Doenças renais: causas, sintomas, diagnóstico, tratamento e prevenção

Escrito por Gustavo Frasão | Publicado: Quinta, 14 de Março de 2019, 09h47 | Última atualização em Quinta, 14 de Março de 2019, 15h22

O que são doenças renais crônicas?

As Doenças Renais Crônicas (DRC) são um termo geral para alterações heterogêneas que afetam tanto a estrutura quanto a função renal, com múltiplas causas e múltiplos fatores de risco. Trata-se de uma doença de curso prolongado, que pode parecer benigno, mas que muitas vezes torna-se grave e que na maior parte do tempo tem evolução assintomática.

Na maior parte do tempo, a evolução da doença renal crônica é assintomática, fazendo com que o diagnóstico seja feito tardiamente. Nesses casos, o principal tratamento imediato é o procedimento de hemodiálise.

IMPORTANTE: Os rins são fundamentais no funcionamento do corpo. Eles filtram o sangue e auxiliam na eliminação de toxinas do organismo. A doença renal crônica é silenciosa, não apresenta sintomas e tem registrado crescente prevalência, alta mortalidade e elevados custos para os sistemas de saúde no mundo.

Quais são as funções renais (funções do rim)?

A principal função do rim é remover os resíduos e o excesso de água do organismo. A Doença Crônica Renal leva a uma redução dessa capacidade, por pelo menos três meses, e é classificada em seis estágios, conforme a perda renal. 

O rim tem múltiplas funções e todas elas são fundamentais para o organismo se manter vivo e funcionando. As principais funções renais são:

  • excreção de produtos finais de diversos metabolismos;

  • produção de hormônios;

  • controle do equilíbrio hidroeletrolítico;

  • controle do metabolismo ácido-básico;

  • controle da pressão arterial.

Quais são os fatores de risco das doenças renais crônicas?

Os principais fatores de risco para as doenças renais crônicas são:

  • Pessoas com diabetes (quer seja do tipo 1 ou do tipo 2).
  • Pessoa hipertensa, definida como valores de pressão arterial acima de 140/90 mmHg em duas medidas com um intervalo de 1 a 2 semanas.
  • Idosos.
  • Portadores de obesidade (IMC > 30 Kg/m²).
  • Histórico de doença do aparelho circulatório (doença coronariana, acidente vascular cerebral, doença vascular periférica, insuficiência cardíaca).
  • Histórico de Doença Renal Crônica na família.
  • Tabagismo.
  • Uso de agentes nefrotóxicos, principalmente medicações que necessitam de ajustes em pacientes com alteração da função renal.

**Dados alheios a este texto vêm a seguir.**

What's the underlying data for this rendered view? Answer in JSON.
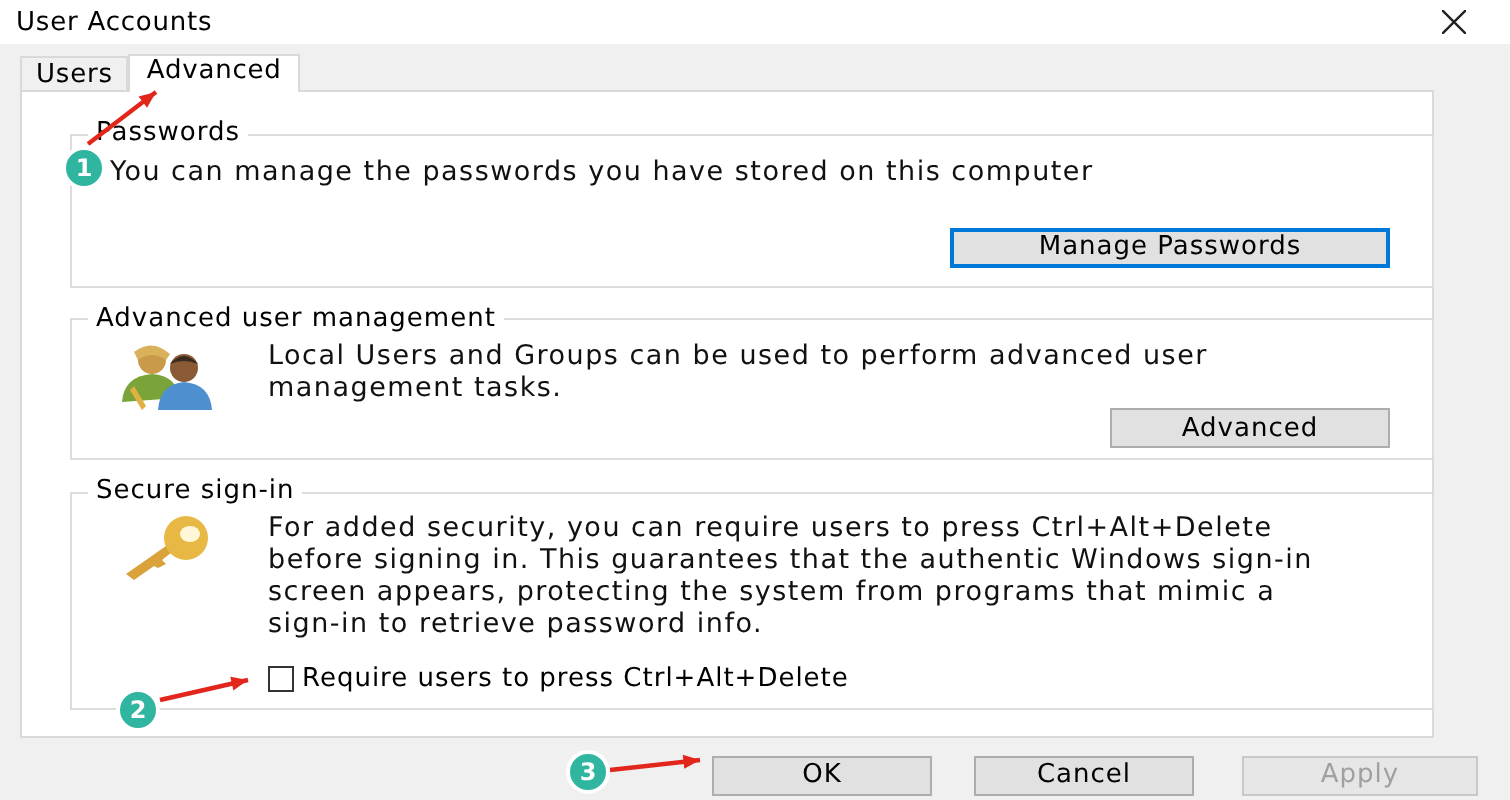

Um dos principais fatores de risco para doença renal crônica é a diabetes e a hipertensão, ambas cuidadas na Atenção Básica, principal porta de entrada para o Sistema Único de Saúde (SUS), em uma das 42.885 Unidades Básicas de Saúde distribuídas em todo o Brasil.

Doenças renais crônicas: o que são, causas, sintomas, tratamento, diagnóstico e prevenção

IMPORTANTE: Muitos fatores estão associados tanto à etiologia quanto à progressão para a perda de função renal. Por estes motivos, é importante reconhecer quem são os indivíduos que estão sob o risco de desenvolver a doença renal crônica, com o objetivo do diagnóstico precoce e início imediato do tratamento.

Como é feito o diagnóstico das doenças renais crônicas?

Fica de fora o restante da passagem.